Nestlé Purina deployed Spot to automate thermal and acoustic inspections in their packaging lines. Autonomous inspections allow them to give time back to the maintenance technicians, better predict and plan repairs, and ensure reliable operations. Discover why Spot was the right fit for their factory and how they plan on scaling with Spot.

In the case of Spot and the case of freeing up that manpower to be able to work, if Spot can find these issues for us in between our changeovers in between different production runs, we’re able to catch those issues ahead of time that allows us to be more predictive, more preventative rather than reactive.

Scott Smith, Maintenance Electrician, Nestlé Purina Petcare

Transcript

Alyssa Carter, Senior Specialist Robotics Engineering: We don’t see Spot as just thermal and acoustic inspection. We see Spot as something more of a tool that we can use for other applications. And we’re just starting to explore that and see what can we do in collaboration with Boston Dynamics to make Spot even more useful for our factories.

Roger Brecht, Vice President of Digital Manufacturing: My name is Roger Brecht. I’m the Vice President of Digital Manufacturing for Nestlé Purina Petcare. I’ve been in the role for about two years, and that lead our digital transformation journey. Our goals are to provide pet food to cats and dogs worldwide that’s nutritional and well balanced, and will keep them safe and healthy. We saw value in the use case for acoustic compressed air leak detection. But probably more importantly, we saw a future well beyond predictive maintenance that we felt, would help us continue to improve our processes at our factories.

Covering More Ground

Carter: So Spot was chosen for this application, basically because our environment.

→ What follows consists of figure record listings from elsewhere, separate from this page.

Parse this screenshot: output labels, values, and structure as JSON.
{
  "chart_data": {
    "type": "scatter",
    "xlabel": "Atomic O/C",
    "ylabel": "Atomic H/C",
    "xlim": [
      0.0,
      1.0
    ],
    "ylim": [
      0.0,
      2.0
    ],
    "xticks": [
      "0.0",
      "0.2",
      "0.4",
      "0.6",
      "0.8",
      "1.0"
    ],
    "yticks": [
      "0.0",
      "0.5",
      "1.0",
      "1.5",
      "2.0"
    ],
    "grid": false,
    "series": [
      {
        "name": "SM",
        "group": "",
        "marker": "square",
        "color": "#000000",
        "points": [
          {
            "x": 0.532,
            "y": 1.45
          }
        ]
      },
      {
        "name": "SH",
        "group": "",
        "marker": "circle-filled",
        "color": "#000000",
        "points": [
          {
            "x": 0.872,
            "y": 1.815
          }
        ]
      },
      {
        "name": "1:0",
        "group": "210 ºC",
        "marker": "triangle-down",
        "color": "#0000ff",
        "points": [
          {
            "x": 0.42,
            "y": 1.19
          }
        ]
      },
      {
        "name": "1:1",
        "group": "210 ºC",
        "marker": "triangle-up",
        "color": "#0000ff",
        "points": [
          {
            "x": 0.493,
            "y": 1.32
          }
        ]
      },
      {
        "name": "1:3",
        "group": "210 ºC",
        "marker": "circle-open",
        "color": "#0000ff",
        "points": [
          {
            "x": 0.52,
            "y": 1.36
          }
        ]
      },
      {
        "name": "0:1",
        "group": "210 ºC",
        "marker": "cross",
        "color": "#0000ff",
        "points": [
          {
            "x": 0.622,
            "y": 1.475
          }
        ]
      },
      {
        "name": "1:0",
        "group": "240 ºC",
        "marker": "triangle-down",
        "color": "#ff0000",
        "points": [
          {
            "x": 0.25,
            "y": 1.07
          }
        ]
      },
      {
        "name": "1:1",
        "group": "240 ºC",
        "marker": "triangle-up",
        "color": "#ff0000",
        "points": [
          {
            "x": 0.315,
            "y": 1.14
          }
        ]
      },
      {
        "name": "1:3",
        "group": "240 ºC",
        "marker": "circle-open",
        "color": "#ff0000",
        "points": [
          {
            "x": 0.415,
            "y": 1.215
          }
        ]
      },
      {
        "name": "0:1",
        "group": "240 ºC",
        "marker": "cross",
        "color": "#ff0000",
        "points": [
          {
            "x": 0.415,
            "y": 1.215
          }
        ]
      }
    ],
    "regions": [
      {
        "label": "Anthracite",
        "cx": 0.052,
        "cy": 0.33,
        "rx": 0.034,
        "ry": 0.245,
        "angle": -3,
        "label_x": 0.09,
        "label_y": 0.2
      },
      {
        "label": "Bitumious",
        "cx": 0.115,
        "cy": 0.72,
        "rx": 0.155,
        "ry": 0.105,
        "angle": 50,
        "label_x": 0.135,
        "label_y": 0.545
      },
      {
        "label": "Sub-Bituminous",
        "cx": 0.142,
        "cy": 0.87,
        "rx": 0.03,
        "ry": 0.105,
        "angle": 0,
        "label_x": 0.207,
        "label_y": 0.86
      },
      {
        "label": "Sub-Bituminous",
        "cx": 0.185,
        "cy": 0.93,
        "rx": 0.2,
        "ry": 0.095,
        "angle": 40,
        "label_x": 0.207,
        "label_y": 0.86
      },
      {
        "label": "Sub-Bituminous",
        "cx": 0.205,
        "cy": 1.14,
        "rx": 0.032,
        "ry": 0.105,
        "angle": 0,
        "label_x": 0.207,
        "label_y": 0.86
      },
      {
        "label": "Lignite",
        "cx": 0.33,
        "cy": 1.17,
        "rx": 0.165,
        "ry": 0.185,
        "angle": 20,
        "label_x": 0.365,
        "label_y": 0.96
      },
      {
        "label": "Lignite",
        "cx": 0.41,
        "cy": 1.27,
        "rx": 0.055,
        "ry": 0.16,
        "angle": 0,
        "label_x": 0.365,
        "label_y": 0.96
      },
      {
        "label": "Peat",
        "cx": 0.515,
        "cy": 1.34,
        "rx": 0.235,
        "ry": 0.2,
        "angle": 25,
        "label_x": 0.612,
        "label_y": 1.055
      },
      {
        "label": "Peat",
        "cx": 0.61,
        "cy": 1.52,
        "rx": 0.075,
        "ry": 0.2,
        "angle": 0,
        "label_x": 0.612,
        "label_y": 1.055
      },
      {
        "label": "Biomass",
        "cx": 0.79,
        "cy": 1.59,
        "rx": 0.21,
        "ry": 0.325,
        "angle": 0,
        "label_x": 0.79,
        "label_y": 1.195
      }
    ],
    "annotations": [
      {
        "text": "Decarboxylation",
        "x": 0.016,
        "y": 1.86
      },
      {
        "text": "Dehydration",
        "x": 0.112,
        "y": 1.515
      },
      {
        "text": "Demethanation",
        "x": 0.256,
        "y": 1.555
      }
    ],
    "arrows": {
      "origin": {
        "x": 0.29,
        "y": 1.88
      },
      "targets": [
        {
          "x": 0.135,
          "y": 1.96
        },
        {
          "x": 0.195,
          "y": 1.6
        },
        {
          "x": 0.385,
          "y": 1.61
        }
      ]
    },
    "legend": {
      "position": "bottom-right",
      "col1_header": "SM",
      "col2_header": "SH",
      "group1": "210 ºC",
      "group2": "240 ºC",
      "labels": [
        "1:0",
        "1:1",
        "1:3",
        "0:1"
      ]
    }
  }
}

Scott Smith, Maintenance Electrician: We’re able to put Spot into situations where things are a little bit tighter, and that relieves a lot of bending, a lot of movements, and a lot of strain on the human body. And then we go ahead and charge him and he would just keep going and going and going and going.

Carter: Our environment is very unique in that it has a lot of staircases in order to get to places we wanted to inspect, as well as it’s really an expensive to outfit all of our devices that we wanted to inspect with an IoT device. And so we found Spot as a unique opportunity for us to kind of cover more ground than we were already doing with some of our IoT devices. As well as, we have a lot of really small opportunities for improvement rather than these just big giant gaps.

Brecht: Our vision for Spot is be an autonomous element out on our factory floor, that integrates well with with humans, but starts to eliminate a lot of the manual intensive and maybe ergonomically challenging activities that we have done for the past thirty to forty years in our environment.

Automating Maintenance Inspections

Carter: Automating these inspections is gonna be huge for us. So Spot is able to make it easier for a preventative maintenance technician to do his job.

Smith: The biggest vision for Spot I’ve had here is to be all free up another guy. If we’re able to have Spot out on the floor, walk around, take our thermal readings, take our air checks. Now we have one more man, two more men, three more—however many it takes out on the floor to be able to correct these things. If we do that, that allows us to put out a better product. And it allows us to be better overall as a company.

Carter: Spot is better suited to the preventative maintenance activities for us because we we don’t have enough people to do these routines, as well as it can be pretty mundane. There’s a lot of things to do within a factory there’s a lot of fires to put out on a daily basis. So getting to that bottom of your list and getting to your PM schedule is not always something that it’s either exciting work or it’s something that people even really have time for.

Brecht: We do thermal inspections on non-critical equipment and also doing acoustic air leak, compressed air leak detection in missions. In terms of missions, we have thirty plus missions that we’re using Spot for right now between thermal and acoustic.

Smith: We have Spot running at every hour on the top of the hour. He is doing specific thermal inspections on motors, bell housings, gearboxes. And then he’s also doing air leak detection too.

Carter: Early in our deployment process, one of the biggest, I guess, AHA moments we had was actually one of our motors on top of one of our dryers was heating up. Immediately when when we were running the routes and we found that inspection point. I took the picture captured in [Orbit] and I sent it to our preventative maintenance tech.

Smith: In the case of Spot and the case of freeing up that manpower to be able to work, if Spot can find these issues for us in between our changeovers in between different production runs, we’re able to catch those issues ahead of time that allows us to be more, you know, predictive, more preventative rather than, you know, reactive.

Expanding with Spot

Carter: Right now, we’re actually expanding into our processing area, as well as adding more routes in the packing. And even today, when we are mapping, we found air leaks. And every time kind of a little moment of an excitement where you’re like, look, Spot’s doing his job.

Brecht: We’re getting ready pull another Spot to a factory out on the East Coast, similar environment. But then we, long term plans, we plan to have every one of our twenty plus North American sites to have an individual Spot starting with predictive. But again, if you fast forward to three to five years down the road, I have envisioned Spot doing a lot more than acoustic, you know, air leak detection and thermal inspections. We have a lot of potential use cases we’ve shared with Boston Dynamics, and we’re excited about where that’s gonna take us.